O resultado é um documentário tão envolvente quanto assustador que não se prende apenas ao formato teatral da experiência. Traz diversas sequências reais da invasão ao Capitólio e também faz questão de desvendar a biografia de vários “atores”. Caso de Kris Goldsmith, veterano militar especializado nos estudos de desinformação e movimentos de extremistas internos, que assume o papel de líder da Célula Vermelha, responsável pela tentativa de impedir a ratificação do presidente eleito.
Os organizadores do “jogo de guerra” alimentam a equipe da Casa Branca com notícias em tempo real sobre generais se rebelando contra o governo federal, governadores negando apoio ao político eleito, membros da Guarda Nacional tomando partido dos extremistas e a multidão cercando o Congresso. A responsabilidade dos nomes por trás deste “Show de Truman político” é aumentar a tensão de um possível golpe militar sem cair na fantasia.
Por outro lado, os jogadores do lado da democracia debatem e analisam a maneira mais realista e pacífica para contornar a situação no tempo estabelecido. E eles recorrem ao seu currículo e a sua experiência para solucionar o quebra-cabeça.
Por exemplo, Elizabeth Neumann, vice-chefe de gabinete do Departamento de Segurança Interna dos Estados Unidos durante o governo Trump, ganha a função de conselheira de segurança interna no projeto. Um agente da CIA tem a oportunidade de viver o diretor da Inteligência dos EUA. “War Game” ainda possui ex-senadores, membros do serviço secreto, porta-vozes, militares, assessores políticos e jornalistas nos seu elenco.

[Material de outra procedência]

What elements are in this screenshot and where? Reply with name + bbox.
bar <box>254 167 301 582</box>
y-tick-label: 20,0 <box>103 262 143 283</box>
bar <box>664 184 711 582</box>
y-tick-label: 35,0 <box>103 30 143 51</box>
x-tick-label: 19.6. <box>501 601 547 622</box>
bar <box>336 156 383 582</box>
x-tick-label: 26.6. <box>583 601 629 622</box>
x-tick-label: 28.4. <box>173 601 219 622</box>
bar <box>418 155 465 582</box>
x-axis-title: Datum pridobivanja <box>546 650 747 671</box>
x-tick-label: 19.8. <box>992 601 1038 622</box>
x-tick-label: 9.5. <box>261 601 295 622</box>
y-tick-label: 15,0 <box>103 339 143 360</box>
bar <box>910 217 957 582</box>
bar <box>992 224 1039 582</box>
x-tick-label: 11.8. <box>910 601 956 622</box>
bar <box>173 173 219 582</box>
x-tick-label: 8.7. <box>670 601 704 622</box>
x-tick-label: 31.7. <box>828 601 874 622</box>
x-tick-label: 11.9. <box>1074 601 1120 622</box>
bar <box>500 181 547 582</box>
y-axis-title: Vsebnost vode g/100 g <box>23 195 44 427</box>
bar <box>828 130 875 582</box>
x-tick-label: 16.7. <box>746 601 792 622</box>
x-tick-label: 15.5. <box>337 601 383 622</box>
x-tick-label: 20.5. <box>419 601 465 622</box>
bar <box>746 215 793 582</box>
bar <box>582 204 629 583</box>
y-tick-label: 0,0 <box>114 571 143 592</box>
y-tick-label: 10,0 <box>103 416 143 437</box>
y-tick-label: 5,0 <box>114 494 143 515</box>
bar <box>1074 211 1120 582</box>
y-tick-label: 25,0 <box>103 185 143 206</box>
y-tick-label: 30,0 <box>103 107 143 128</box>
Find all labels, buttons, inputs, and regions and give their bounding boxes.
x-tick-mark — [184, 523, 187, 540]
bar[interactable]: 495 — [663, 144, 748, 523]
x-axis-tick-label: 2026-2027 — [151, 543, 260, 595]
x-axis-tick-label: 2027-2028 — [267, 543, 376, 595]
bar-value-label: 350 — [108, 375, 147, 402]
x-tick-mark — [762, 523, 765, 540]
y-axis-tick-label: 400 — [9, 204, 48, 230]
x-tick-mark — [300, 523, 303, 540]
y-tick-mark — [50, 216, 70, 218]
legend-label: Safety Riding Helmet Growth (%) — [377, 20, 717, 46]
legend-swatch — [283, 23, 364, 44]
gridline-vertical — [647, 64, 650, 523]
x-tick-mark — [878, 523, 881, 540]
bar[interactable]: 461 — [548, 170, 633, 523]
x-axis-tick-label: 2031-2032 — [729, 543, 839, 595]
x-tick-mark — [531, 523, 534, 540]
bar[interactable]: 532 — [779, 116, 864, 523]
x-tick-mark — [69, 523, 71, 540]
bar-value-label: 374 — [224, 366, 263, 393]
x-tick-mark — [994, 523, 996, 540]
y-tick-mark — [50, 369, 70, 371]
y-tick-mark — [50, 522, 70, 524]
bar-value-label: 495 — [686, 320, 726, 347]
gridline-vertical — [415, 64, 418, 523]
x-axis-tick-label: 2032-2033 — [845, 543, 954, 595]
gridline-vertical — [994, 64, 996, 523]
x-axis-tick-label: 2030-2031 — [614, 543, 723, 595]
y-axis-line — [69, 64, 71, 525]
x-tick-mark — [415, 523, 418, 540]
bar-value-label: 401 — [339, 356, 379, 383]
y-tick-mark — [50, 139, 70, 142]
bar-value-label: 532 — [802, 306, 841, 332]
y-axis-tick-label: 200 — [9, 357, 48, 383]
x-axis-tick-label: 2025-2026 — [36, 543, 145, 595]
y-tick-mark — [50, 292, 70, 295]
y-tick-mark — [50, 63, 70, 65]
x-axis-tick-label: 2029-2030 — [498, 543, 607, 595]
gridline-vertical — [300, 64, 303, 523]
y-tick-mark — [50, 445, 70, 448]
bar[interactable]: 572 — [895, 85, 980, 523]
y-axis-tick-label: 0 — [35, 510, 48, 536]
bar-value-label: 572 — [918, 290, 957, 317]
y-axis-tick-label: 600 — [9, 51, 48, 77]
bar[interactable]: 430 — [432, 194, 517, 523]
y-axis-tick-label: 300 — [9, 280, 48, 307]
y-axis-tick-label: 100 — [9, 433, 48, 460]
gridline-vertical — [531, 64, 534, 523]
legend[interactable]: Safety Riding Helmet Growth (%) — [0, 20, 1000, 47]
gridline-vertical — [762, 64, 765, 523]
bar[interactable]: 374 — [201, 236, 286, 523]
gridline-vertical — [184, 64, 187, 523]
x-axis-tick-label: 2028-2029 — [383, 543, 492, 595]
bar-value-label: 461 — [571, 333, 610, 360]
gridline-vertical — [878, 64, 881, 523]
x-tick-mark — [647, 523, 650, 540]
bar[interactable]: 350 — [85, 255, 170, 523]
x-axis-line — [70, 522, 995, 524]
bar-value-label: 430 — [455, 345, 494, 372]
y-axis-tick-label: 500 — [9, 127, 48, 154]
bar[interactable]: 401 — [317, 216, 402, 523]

Os diretores dizem que a senadora democrata Heidi Heitkamp, que assume o papel de assessora direta do presidente em “War Game”, define o projeto como “lição básica de prevenção a golpes”. Uma das lições levantadas pelo filme é como impedir um golpe sem criar nenhum mártir com a mensagem errada, que apelasse para respostas radicais.
A equipe da Casa Branca de mentirinha é seduzida diversas vezes pela possibilidade de adotar a Lei da Insurreição, que dá poderes plenos ao presidente dos EUA para usar as Forças Armadas dentro do país. Seria um ato de desespero sem vitória, como faz questão de lembrar um dos insurgentes da Ordem de Colombo, já que a imagem das tropas norte-americanas abatendo os próprios cidadãos poderia ser o estopim de uma guerra civil.
Uma falha de “War Game” é se concentrar nas consequências de um levante militar nos Estados Unidos sem contextualizar o evento fictício com a ação do país em outros casos semelhantes fora das suas fronteiras.
O longa só não pode ser acusado de fantasioso na sua projeção de uma transição de poder ainda mais conturbada em janeiro de 2025. Em julho passado, durante a companha presidencial, o candidato republicano Donald Trump discursou para líderes cristãos na Flórida: “Saiam e votem. Em quatro anos, vocês não precisarão votar de novo. Nós vamos consertar tudo tão bem que vocês não precisarão votar”. A realidade pode ser bem mais assustadora que qualquer drama.